Support risk taking one-on-one


Once the organization structures support risk taking, support the behaviors one-on-one. When you see or hear someone pushing the edge of their thinking, step up and ask questions to push further. Brainstorm with them, and walk the example of encouraging people to push their (and the organization’s) edge. When someone has an idea that could lead to great learning, help her pursue it by giving her time and resources.

Also watch how others treat risk taking and mistakes. If you overhear someone making fun of someone else’s mistake or missed targets, ask them, “I wonder if the mistake was because they were trying something new?” Start exploring in conversation whether those present are taking enough risks. If you’re greeted with cynicism and incredulity, “If we did that, we’d just get fired and lose our bonuses,” celebrate! People are handing you their specific objections to risk taking. You can then ask simply, “What would have to happen for you to feel safe enough go out on a limb and try?”

Start learning reviews with facts


Even with one-on-one support for your people, it’s safest to structure project reviews as a review of facts. In fact, there’s no need to make a retrospective personal. Limit analysis to an examination of what did and didn’t happen. Keep personal responsibility out of it, and bring in personal commitment only when the team begins exploring the future. Once learning becomes commonplace, people will become comfortable owning their part in what happens.

At project reviews, the team will assume that its own behavior was flawless. The ubiquitous “they” was the source of all problems. “They” delivered materials late. “They” passed restrictive legislation. “They” didn’t provide the needed direction or focus. A team must get “they” out of its system before considering its own part in what happened.

Have everyone gather together facing a whiteboard (so it’s “us” vs. the whiteboard), and make a big list of everything that went wrong, no matter whose fault. List facts without judgment. If specific people are mentioned, remove the blame and just describe circumstances. “Bob handed in the report late” would become “Report handed in late.”

Then make a second list of all the good things that happened. Be specific. “We supported each other” is too vague. “We stayed late and took on each other’s work in order to meet a tight deadline” is just about right. At the end of this exercise, you’ll have a list of specific actions that can serve as a jumping-off point.

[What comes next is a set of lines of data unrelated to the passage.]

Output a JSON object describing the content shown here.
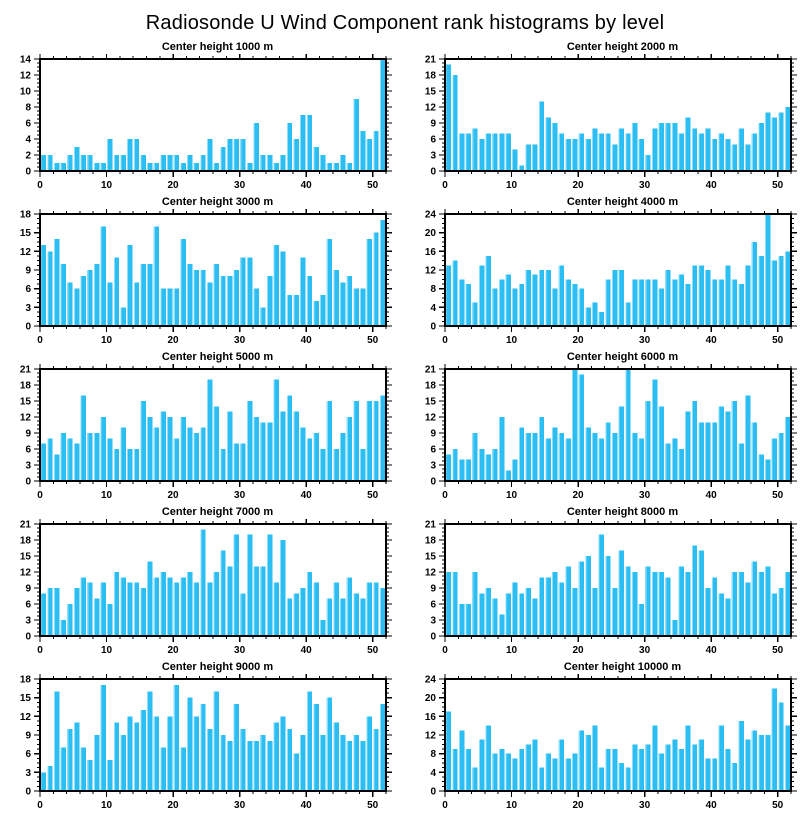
{
  "page": {
    "title": "Radiosonde U Wind Component rank histograms by level"
  },
  "colors": {
    "bar": "#2ABEF2",
    "bar_highlight": "#8EDCF8",
    "axis": "#000000",
    "background": "#FFFFFF",
    "text": "#000000"
  },
  "chart_data": [
    {
      "type": "bar",
      "title": "Center height 1000 m",
      "ylim": [
        0,
        14
      ],
      "ytick_step": 2,
      "xlim": [
        0,
        52
      ],
      "xticks": [
        0,
        10,
        20,
        30,
        40,
        50
      ],
      "xminor_step": 2,
      "values": [
        2,
        2,
        1,
        1,
        2,
        3,
        2,
        2,
        1,
        1,
        4,
        2,
        2,
        4,
        4,
        2,
        1,
        1,
        2,
        2,
        2,
        1,
        2,
        1,
        2,
        4,
        1,
        3,
        4,
        4,
        4,
        1,
        6,
        2,
        2,
        1,
        2,
        6,
        4,
        7,
        7,
        3,
        2,
        1,
        1,
        2,
        1,
        9,
        5,
        4,
        5,
        14
      ]
    },
    {
      "type": "bar",
      "title": "Center height 2000 m",
      "ylim": [
        0,
        21
      ],
      "ytick_step": 3,
      "xlim": [
        0,
        52
      ],
      "xticks": [
        0,
        10,
        20,
        30,
        40,
        50
      ],
      "xminor_step": 2,
      "values": [
        20,
        18,
        7,
        7,
        8,
        6,
        7,
        7,
        7,
        7,
        4,
        1,
        5,
        5,
        13,
        10,
        9,
        7,
        6,
        6,
        7,
        6,
        8,
        7,
        7,
        5,
        8,
        7,
        9,
        6,
        3,
        8,
        9,
        9,
        9,
        7,
        10,
        8,
        7,
        8,
        6,
        7,
        6,
        5,
        8,
        5,
        7,
        9,
        11,
        10,
        11,
        12
      ]
    },
    {
      "type": "bar",
      "title": "Center height 3000 m",
      "ylim": [
        0,
        18
      ],
      "ytick_step": 3,
      "xlim": [
        0,
        52
      ],
      "xticks": [
        0,
        10,
        20,
        30,
        40,
        50
      ],
      "xminor_step": 2,
      "values": [
        13,
        12,
        14,
        10,
        7,
        6,
        8,
        9,
        10,
        16,
        7,
        11,
        3,
        13,
        7,
        10,
        10,
        16,
        6,
        6,
        6,
        14,
        10,
        9,
        9,
        7,
        10,
        8,
        8,
        9,
        11,
        11,
        6,
        3,
        8,
        13,
        12,
        5,
        5,
        11,
        8,
        4,
        5,
        14,
        9,
        7,
        8,
        6,
        6,
        14,
        15,
        17
      ]
    },
    {
      "type": "bar",
      "title": "Center height 4000 m",
      "ylim": [
        0,
        24
      ],
      "ytick_step": 4,
      "xlim": [
        0,
        52
      ],
      "xticks": [
        0,
        10,
        20,
        30,
        40,
        50
      ],
      "xminor_step": 2,
      "values": [
        13,
        14,
        10,
        9,
        5,
        13,
        15,
        8,
        10,
        11,
        8,
        9,
        12,
        11,
        12,
        12,
        8,
        13,
        10,
        9,
        8,
        4,
        5,
        3,
        10,
        12,
        12,
        5,
        10,
        10,
        10,
        10,
        8,
        12,
        10,
        11,
        9,
        13,
        13,
        12,
        10,
        10,
        13,
        10,
        9,
        13,
        18,
        15,
        24,
        14,
        15,
        16
      ]
    },
    {
      "type": "bar",
      "title": "Center height 5000 m",
      "ylim": [
        0,
        21
      ],
      "ytick_step": 3,
      "xlim": [
        0,
        52
      ],
      "xticks": [
        0,
        10,
        20,
        30,
        40,
        50
      ],
      "xminor_step": 2,
      "values": [
        7,
        8,
        5,
        9,
        8,
        7,
        16,
        9,
        9,
        12,
        8,
        6,
        10,
        6,
        6,
        15,
        12,
        10,
        13,
        12,
        8,
        12,
        10,
        9,
        10,
        19,
        14,
        6,
        13,
        7,
        7,
        15,
        12,
        11,
        11,
        19,
        13,
        16,
        13,
        10,
        8,
        9,
        6,
        15,
        6,
        9,
        12,
        15,
        6,
        15,
        15,
        16
      ]
    },
    {
      "type": "bar",
      "title": "Center height 6000 m",
      "ylim": [
        0,
        21
      ],
      "ytick_step": 3,
      "xlim": [
        0,
        52
      ],
      "xticks": [
        0,
        10,
        20,
        30,
        40,
        50
      ],
      "xminor_step": 2,
      "values": [
        5,
        6,
        4,
        4,
        9,
        6,
        5,
        6,
        12,
        2,
        4,
        10,
        9,
        9,
        12,
        8,
        10,
        9,
        8,
        21,
        20,
        10,
        9,
        8,
        11,
        9,
        14,
        21,
        9,
        8,
        15,
        19,
        14,
        7,
        8,
        6,
        13,
        15,
        11,
        11,
        11,
        14,
        13,
        15,
        7,
        16,
        11,
        5,
        4,
        8,
        9,
        12
      ]
    },
    {
      "type": "bar",
      "title": "Center height 7000 m",
      "ylim": [
        0,
        21
      ],
      "ytick_step": 3,
      "xlim": [
        0,
        52
      ],
      "xticks": [
        0,
        10,
        20,
        30,
        40,
        50
      ],
      "xminor_step": 2,
      "values": [
        8,
        9,
        9,
        3,
        6,
        9,
        11,
        10,
        7,
        10,
        6,
        12,
        11,
        10,
        10,
        9,
        14,
        11,
        12,
        11,
        10,
        11,
        12,
        10,
        20,
        10,
        12,
        16,
        13,
        19,
        8,
        19,
        13,
        13,
        19,
        10,
        18,
        7,
        8,
        9,
        12,
        10,
        3,
        7,
        10,
        7,
        11,
        8,
        7,
        10,
        10,
        9
      ]
    },
    {
      "type": "bar",
      "title": "Center height 8000 m",
      "ylim": [
        0,
        21
      ],
      "ytick_step": 3,
      "xlim": [
        0,
        52
      ],
      "xticks": [
        0,
        10,
        20,
        30,
        40,
        50
      ],
      "xminor_step": 2,
      "values": [
        12,
        12,
        6,
        6,
        12,
        8,
        9,
        7,
        4,
        8,
        10,
        8,
        9,
        7,
        11,
        11,
        12,
        10,
        13,
        9,
        14,
        15,
        9,
        19,
        15,
        9,
        16,
        13,
        12,
        6,
        13,
        12,
        12,
        11,
        3,
        13,
        12,
        17,
        16,
        9,
        11,
        8,
        7,
        12,
        12,
        10,
        14,
        12,
        13,
        8,
        9,
        12
      ]
    },
    {
      "type": "bar",
      "title": "Center height 9000 m",
      "ylim": [
        0,
        18
      ],
      "ytick_step": 3,
      "xlim": [
        0,
        52
      ],
      "xticks": [
        0,
        10,
        20,
        30,
        40,
        50
      ],
      "xminor_step": 2,
      "values": [
        3,
        4,
        16,
        7,
        10,
        11,
        7,
        5,
        9,
        17,
        5,
        11,
        9,
        12,
        11,
        13,
        16,
        12,
        7,
        12,
        17,
        7,
        15,
        12,
        14,
        10,
        16,
        9,
        8,
        14,
        10,
        8,
        8,
        9,
        8,
        11,
        12,
        10,
        6,
        9,
        16,
        14,
        9,
        15,
        11,
        9,
        8,
        9,
        8,
        12,
        10,
        14
      ]
    },
    {
      "type": "bar",
      "title": "Center height 10000 m",
      "ylim": [
        0,
        24
      ],
      "ytick_step": 4,
      "xlim": [
        0,
        52
      ],
      "xticks": [
        0,
        10,
        20,
        30,
        40,
        50
      ],
      "xminor_step": 2,
      "values": [
        17,
        9,
        13,
        9,
        5,
        11,
        14,
        8,
        9,
        8,
        7,
        9,
        10,
        11,
        5,
        8,
        7,
        11,
        7,
        8,
        13,
        12,
        14,
        5,
        9,
        9,
        6,
        5,
        10,
        9,
        10,
        14,
        8,
        10,
        11,
        9,
        14,
        10,
        11,
        7,
        7,
        14,
        9,
        6,
        15,
        11,
        13,
        12,
        12,
        22,
        19,
        14
      ]
    }
  ]
}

For each “bad” action, ask the team:

  • What choices could we have made to avoid the bad action?
  • What choices did we make that should have been avoided?
  • What misinterpretations of events, motivations, and actions did we make that led to the bad action?
  • What were the correct interpretations?
  • What do all these imply about what we should and shouldn’t do going forward?


For each “good” action, ask:

  • What did we do to cause this?
  • Is there anything we refrained from doing that allowed this to happen?
  • Did our interpretation of events, motivations, and actions help this action come to pass?
  • What do all these imply about what we should do and shouldn’t do going forward?

What you’re after is team learning. If Bob handed in a report three weeks late, the only question that mentions Bob is the question, “How can the team help Bob get the report done on time?” By discussing facts and framing the team’s involvement as one of future joint responsibility, you are shifting from a frame of “Who did what right/wrong?” to “What happened, and how can we help it happen better next time?”

Cultures—learning or not—become self-fulfilling prophecies. If your company has a conservative culture, it’s probably full of people who self-selected not to take risks and not to admit mistakes. Shifting that culture means addressing fears with substance: make sure your organization supports risk-taking in its rewards and performance measures. Model that support in your daily interactions. And even then, you’ll get the best learning when you carefully separate judgments from facts, and keep people engaged in finding solutions rather than rehashing blame. Our society does a great job of squelching learning instincts, but with patience, care, and precise communication, you can make it safe for a group to re-create a culture of learning and exploration.